C'est le cas notamment de Xavier Moret, maître arboriculteur valaisan depuis 45 ans. Il a perdu le mois dernier la moitié de ses dix hectares d'abricotiers, soit 25% de son chiffre d'affaires. A cause de ce gel, il songe à abandonner dans quelques années les variétés trop précoces. Les abricots du Valais arriveront donc sur les étals des marchés plus tard en été.
Habitudes des consommateurs chamboulées
"On n'aura pas tellement le choix", explique-t-il lundi dans La Matinale de la RTS. "Si les conditions météo continuent à aller dans ce sens, on devra s'adapter, il faut qu'on trouve des variétés qui fleurissent un peu plus tardivement."
Les consommateurs ont désormais l'habitude d'avoir des abricots en grandes surfaces depuis début mars. "Ils vont devoir changer leurs habitudes, en tout cas avec l'abricot indigène", avertit Xavier Moret.
Le gel, ennemi numéro un
Le Valais est l'une des régions les plus au nord en Europe pour la production d'abricots et le gel y est l'ennemi numéro un. Le relief complique encore les choses, avec de nombreux abricotiers situés sur les coteaux. Ce sont eux qui ont le plus souffert en avril.

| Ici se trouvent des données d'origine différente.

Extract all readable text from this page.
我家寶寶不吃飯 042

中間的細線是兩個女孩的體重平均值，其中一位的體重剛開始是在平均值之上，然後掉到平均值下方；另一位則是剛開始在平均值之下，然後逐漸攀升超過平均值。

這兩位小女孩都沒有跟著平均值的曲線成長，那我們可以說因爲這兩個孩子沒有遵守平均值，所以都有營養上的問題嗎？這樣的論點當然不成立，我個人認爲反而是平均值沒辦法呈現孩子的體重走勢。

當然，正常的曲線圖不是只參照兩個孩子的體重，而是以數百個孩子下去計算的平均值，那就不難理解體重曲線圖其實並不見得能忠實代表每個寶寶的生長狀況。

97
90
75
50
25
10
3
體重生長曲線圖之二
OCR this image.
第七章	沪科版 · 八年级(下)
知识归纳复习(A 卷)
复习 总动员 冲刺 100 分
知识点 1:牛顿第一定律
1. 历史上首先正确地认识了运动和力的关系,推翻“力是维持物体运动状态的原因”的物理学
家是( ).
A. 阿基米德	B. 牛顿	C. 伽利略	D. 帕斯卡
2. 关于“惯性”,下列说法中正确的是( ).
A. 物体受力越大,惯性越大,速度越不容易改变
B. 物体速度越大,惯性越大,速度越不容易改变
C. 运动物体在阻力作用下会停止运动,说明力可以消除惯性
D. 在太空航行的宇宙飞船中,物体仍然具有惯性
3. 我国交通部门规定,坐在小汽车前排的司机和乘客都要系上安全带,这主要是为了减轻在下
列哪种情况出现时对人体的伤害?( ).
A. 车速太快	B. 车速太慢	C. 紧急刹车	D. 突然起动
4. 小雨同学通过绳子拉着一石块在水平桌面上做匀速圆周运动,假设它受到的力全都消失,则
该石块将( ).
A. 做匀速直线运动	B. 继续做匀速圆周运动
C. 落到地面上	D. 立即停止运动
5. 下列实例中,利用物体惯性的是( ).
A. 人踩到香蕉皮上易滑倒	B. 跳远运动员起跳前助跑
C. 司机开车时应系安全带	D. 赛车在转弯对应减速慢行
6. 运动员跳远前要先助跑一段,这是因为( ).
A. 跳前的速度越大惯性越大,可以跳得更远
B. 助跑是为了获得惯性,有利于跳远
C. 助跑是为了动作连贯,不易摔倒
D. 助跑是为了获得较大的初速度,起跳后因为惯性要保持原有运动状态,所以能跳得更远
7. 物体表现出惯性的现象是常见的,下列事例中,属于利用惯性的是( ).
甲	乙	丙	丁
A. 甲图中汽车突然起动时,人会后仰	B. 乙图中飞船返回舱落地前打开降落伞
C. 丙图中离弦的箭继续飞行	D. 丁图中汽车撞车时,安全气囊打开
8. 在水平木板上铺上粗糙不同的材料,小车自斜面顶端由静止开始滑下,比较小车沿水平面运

"Pendant un hiver normal, le froid descend le coteau et s'accumule en plaine", explique Danilo Christen, responsable de recherche en culture fruitière dans les régions alpines à l'Agroscope de Conthey (VS). "En 2017, comme cette année, le froid est resté croché au coteau et avec le vent, c'était impossible de lutter", poursuit-il.
Raccourcir la période de végétation
Mais on ne sait pas, aujourd'hui, si de telles situations seront plus fréquentes à l'avenir: "Les climatologues ne peuvent pas prédire si on aura davantage ce type de gel, avec des bises noires", relève encore Danilo Christen.
En attendant d'en savoir plus, le chercheur d'Agroscope et son équipe travaillent sur une solution d'entre deux pour les producteurs d'abricots, qui aujourd'hui récoltent de la mi-juin à fin août. "Je pense qu'il faut plutôt raccourcir la période de végétation, avoir des variétés qui fleurissent plus tard mais qu'on peut quand même récolter en plein juillet", note le spécialiste.
Changement de paradigme
L'Agroscope teste actuellement plus d'une centaine de variétés, en changeant le paradigme. La priorité n'est plus à un marché qui demande des variétés très colorées, superbes, avec du goût. Il s'agit désormais de proposer aux producteurs des variétés qui fleurissent tard, mais que l'on peut quand même récolter au mois de juillet.
Il y a peut-être aussi une solution bien plus simple, celle du bon sens. "On a planté de façon excessive des vignes, ou même de l'arboriculture, dans des endroits extrêmes, qui ne sont pas forcément très adaptés", rappelle Danilo Christen. "Nos ancêtres, peut-être, n'avaient jamais planté là parce qu'ils savaient que c'était des endroits trop gélifs", poursuit le chercheur. "Il faut peut-être revenir au terroir très favorable aux différentes essences."
Autre extrême climatique en été
Pour les arboriculteurs, ce défi se prolonge aussi en été. Ils sont confrontés depuis quelque temps à un autre extrême climatique: celui des pluies plus violentes, qui laissent des traces sur les abricots ou les font même éclater. Pour cela aussi, l'Agroscope recherche de nouvelles variétés plus résistantes.